Where it doesn't work as well:

  • Time-sensitive campaigns like flash sales or limited product drops where coordinated timing matters more than individual optimization

  • Multi-channel launches where email needs to align with other marketing activities happening at specific times

Dynamic content personalization

AI swaps in different content blocks, images, or messaging based on subscriber behavior, preferences, or segment membership without requiring you to build separate emails for each group.

Examples:

  • Showing different hero images based on past purchases or product category preferences

  • Recommending products based on browsing history or items left in cart

  • Tailoring copy and messaging based on lifecycle stage, engagement level, or customer value

Pro tip: Start with one dynamic element like product recommendations or category-specific imagery before personalizing entire emails, so you can measure impact and avoid overcomplicating your campaigns.

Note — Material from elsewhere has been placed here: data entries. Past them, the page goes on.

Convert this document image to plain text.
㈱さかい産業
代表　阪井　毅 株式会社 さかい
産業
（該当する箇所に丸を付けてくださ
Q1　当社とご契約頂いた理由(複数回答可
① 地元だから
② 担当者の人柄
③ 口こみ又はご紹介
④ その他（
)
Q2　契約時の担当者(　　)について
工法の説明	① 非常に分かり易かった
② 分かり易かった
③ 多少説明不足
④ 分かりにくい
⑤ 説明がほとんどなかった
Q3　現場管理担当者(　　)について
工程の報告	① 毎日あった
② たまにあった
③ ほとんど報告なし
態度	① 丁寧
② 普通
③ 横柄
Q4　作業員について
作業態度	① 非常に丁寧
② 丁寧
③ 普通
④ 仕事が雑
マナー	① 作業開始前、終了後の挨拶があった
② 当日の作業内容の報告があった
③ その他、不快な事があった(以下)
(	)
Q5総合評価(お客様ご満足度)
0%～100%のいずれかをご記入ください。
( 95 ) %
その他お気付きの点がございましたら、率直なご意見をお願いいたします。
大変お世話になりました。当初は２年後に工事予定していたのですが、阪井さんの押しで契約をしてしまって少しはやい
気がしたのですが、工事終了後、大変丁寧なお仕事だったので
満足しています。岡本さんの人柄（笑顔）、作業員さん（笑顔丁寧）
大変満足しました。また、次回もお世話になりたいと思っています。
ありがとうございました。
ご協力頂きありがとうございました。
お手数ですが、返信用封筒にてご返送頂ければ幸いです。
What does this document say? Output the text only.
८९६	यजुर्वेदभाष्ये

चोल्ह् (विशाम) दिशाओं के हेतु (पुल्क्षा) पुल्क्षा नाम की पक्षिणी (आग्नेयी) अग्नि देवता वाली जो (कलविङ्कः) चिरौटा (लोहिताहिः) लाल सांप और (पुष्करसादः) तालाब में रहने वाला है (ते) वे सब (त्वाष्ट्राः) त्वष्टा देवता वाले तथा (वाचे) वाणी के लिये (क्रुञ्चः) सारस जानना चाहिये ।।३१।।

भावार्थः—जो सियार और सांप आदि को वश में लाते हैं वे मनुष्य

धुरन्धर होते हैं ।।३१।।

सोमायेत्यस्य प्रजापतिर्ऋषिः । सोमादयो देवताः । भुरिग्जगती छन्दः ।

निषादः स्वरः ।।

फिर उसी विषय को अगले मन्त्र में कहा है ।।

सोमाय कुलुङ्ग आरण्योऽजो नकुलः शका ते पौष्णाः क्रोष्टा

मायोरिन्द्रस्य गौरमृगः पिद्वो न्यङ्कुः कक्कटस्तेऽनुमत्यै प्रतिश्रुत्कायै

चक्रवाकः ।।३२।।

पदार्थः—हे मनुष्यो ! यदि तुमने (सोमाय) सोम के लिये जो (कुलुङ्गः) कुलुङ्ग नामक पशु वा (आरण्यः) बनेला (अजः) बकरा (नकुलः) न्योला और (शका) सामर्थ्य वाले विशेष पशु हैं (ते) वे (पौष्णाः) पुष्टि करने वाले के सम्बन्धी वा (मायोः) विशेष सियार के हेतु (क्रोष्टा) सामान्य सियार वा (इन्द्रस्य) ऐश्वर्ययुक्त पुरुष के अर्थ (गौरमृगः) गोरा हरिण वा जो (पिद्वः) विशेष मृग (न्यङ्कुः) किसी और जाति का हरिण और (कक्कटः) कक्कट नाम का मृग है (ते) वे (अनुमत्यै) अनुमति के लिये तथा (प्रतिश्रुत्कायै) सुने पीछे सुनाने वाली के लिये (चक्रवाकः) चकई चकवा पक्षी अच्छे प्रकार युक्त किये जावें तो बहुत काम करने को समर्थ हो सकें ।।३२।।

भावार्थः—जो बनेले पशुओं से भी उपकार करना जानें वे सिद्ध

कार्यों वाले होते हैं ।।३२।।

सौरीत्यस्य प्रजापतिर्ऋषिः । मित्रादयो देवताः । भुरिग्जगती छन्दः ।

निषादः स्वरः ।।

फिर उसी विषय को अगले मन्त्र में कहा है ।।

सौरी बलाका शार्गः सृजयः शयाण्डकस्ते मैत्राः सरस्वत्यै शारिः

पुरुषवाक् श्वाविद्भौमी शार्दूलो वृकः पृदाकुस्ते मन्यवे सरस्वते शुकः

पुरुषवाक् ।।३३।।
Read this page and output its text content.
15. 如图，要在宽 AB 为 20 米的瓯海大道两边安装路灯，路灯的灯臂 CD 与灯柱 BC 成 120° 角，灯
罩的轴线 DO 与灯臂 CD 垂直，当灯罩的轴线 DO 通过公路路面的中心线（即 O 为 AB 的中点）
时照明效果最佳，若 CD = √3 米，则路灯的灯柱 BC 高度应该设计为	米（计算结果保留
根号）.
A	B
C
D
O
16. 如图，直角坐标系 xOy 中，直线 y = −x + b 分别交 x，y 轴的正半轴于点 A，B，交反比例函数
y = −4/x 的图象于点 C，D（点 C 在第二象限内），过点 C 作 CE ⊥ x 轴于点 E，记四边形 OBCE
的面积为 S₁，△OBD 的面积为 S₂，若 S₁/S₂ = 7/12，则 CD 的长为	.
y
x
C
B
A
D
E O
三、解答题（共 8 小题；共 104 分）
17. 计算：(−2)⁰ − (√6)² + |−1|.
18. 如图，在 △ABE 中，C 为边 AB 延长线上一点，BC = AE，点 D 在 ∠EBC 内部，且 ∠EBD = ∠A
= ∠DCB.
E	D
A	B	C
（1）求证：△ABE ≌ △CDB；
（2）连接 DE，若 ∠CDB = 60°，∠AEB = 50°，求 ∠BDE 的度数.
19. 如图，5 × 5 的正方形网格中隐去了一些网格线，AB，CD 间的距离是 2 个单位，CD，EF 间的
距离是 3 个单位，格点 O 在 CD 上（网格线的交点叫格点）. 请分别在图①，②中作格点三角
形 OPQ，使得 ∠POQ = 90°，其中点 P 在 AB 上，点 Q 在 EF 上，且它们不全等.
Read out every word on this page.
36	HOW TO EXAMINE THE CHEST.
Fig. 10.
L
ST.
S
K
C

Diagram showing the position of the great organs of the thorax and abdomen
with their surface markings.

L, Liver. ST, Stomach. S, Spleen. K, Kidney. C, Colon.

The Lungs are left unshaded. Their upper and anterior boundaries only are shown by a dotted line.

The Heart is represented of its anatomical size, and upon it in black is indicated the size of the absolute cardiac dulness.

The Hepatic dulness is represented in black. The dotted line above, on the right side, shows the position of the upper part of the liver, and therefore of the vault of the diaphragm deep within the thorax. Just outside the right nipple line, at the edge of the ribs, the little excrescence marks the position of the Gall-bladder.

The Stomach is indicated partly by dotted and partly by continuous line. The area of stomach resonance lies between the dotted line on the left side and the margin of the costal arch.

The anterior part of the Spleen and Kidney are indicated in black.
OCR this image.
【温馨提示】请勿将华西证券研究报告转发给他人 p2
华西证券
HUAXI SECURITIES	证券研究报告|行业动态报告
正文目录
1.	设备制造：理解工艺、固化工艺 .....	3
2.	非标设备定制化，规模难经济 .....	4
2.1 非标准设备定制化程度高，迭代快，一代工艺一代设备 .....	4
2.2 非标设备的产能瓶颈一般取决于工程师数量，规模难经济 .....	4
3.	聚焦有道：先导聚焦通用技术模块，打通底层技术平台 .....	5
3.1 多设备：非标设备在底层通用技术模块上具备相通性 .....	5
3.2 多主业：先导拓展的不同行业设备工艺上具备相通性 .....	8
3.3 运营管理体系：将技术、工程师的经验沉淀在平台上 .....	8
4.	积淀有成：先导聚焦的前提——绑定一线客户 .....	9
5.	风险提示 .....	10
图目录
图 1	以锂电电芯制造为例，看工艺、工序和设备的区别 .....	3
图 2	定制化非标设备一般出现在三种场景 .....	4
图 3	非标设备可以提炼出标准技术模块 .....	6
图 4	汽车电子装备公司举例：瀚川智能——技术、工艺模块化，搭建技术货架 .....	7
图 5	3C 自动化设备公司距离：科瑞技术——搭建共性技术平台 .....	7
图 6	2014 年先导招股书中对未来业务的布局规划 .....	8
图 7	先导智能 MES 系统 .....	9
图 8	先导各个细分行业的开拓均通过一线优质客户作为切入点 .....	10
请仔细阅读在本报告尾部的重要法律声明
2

Implementation over features

The brands getting real results from AI aren't the ones using every feature available. They're the ones who identified specific problems in their email program and used AI to solve them.

Start by asking where AI can actually help. Are you spending hours manually segmenting lists? Struggling to personalize at scale? Guessing at the best send times? Those are the places where AI delivers measurable impact.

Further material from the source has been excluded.